U.N. Rapporteur Francesca Albanese press conference at the UN
|United Nations, NY (Oct 30,2024) — U.N. special rapporteur Francesca Albanese appeared to make light of her history of antisemitic commentary during a press conference at the international body’s headquarters today.
U.N. special rapporteur Francesca Albanese appeared to make light of her history of antisemitic commentary during a press conference at the international body’s headquarters today.
Mike Waggenheim, a reporter from the Israeli outlet JNS asked Albanese about her recent trip to Washington, D.C., and he remarked that she had been scheduled to give a briefing to members of Congress but that that had been canceled. He quipped: “Don’t know if the Jewish lobby was behind it or not.”
Albanese responded: “Oh, you said Jewish lobby. Watch out, because it’s very antisemitic, apparently,” she said. “I didn’t use it you did.”
She was referring to the controversy over a 2014 social-media post in which she wrote that America is “subjugated by the Jewish lobby.” She has since said that she regrets using the term, telling students at Brown University this year that it was “so obvious” that she was actually referring to “pro-Israel groups” that “interfere” in American politics.
Washington and other foreign capitals have condemned her for those remarks and for denying the antisemitic nature of Hamas’s October 7 terrorist attacks.
“As UN Special Rapporteur Albanese visits New York, I want to reiterate the U.S. belief she is unfit for her role. The United Nations should not tolerate antisemitism from a UN-affiliated official hired to promote human rights,” Linda Thomas-Greenfield, the U.S. ambassador to the U.N., wrote on X yesterday.
Albanese said she was not surprised to receive criticism from the U.S. “They do that so brutally, because they feel called out because it’s not that the United States is not simply an observer — the United States is being an enabler in what Israel has been doing,” she told reporters today.
She also said today that “Palestinians have the right to resist under international law.”
The human-rights watchdog U.N. Watch, which brought Albanese’s Jewish-lobby comments to light, had pressed the State Department to deny her a visa. But the department opted to issue it nonetheless, citing a treaty obligation to admit foreigners for U.N. engagements.
She spoke this week at several colleges, including Georgetown University and Princeton University. Her speech at Princeton on Tuesday was part of the “dean’s leadership series” of the School of Public and International Affairs. She will also speak at Barnard College and John Jay College.
Albanese’s presser was just one component of a marathon Israel-bashing session today in New York.

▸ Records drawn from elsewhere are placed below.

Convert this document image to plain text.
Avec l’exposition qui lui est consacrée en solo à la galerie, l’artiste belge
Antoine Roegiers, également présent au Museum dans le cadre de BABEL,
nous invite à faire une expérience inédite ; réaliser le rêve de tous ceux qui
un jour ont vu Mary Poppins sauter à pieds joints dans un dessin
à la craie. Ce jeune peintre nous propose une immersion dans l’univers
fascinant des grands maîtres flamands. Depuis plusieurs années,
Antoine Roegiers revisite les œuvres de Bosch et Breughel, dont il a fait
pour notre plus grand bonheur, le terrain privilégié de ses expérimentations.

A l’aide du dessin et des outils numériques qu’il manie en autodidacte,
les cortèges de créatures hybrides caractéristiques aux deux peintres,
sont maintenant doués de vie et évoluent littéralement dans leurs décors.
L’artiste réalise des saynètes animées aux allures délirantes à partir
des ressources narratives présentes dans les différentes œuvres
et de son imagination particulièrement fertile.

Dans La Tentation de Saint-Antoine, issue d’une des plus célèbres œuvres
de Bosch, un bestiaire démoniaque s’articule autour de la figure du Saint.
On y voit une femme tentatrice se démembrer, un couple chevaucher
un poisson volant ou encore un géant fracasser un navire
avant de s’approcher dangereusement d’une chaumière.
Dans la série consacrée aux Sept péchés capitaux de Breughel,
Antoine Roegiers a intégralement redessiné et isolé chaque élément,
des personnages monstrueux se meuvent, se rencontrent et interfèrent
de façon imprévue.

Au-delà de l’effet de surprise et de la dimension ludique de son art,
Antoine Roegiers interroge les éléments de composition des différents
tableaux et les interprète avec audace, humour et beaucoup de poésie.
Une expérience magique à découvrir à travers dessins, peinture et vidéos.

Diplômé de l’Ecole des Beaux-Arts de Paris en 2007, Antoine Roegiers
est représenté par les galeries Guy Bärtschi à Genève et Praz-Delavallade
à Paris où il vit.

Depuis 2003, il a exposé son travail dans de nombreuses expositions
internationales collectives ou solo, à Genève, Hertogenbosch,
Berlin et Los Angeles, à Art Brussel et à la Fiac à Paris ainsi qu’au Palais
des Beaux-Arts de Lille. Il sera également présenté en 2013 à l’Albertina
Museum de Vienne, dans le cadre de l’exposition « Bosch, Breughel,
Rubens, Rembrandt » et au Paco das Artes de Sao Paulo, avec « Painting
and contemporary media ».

She and the members of a U.N. commission of inquiry that focuses on Israel this morning addressed a meeting of the U.N. General Assembly committee that focuses on human rights and unveiled new reports that they had written. Each of those figures was appointed by the Geneva-based U.N. Human Rights Council, via a process that is distinct from hiring decisions handled by the international organization’s secretariat. U.N. special rapporteurs do not receive a salary from the organization.
One of the commissioners said it is wrong to view the October 7 attack without the context of what she called Israel’s “occupation.”
“My answer this morning to member states here is, yes, history didn’t start on the seventh of October, and that we have recorded again and again the huge violations that have occurred historically and its occupation,” Navi Pillay, the head of the U.N. commission of inquiry into Israel, told reporters. Pillay also criticized the conduct of “Palestinian armed groups,” though her comment about history seemed to provide justification for the Hamas massacre.
Another commissioner on the panel, Chris Sidoti, immediately appended Pillay’s answer with a caveat.
“It is impossible to understand the seventh of October without understanding the occupation and what that has meant. That doesn’t justify what happened,” he added. It’s not clear if Pillay also intended to draw a similar distinction, as she did not say that herself.
The commission’s third member, Miloon Kothari, was not present at the press briefing. Kothari apologized in 2022 for asserting that social-media companies are controlled by the “Jewish lobby.”
Pillay’s remarks echoed U.N. secretary general Antonio Guterres’s comment last October that the Hamas attack “did not happen in a vacuum remarks that provoked fierce Israeli criticism. Guterres’s relationship with Israel never improved. Jerusalem banned him from setting foot in the country earlier this month. Albanese, Pillay, Kothari, and Sidoti have also been banned from entering Israel.
Albanese said: “The secretary general has been vilified and even declared persona non grata welcome to the club.”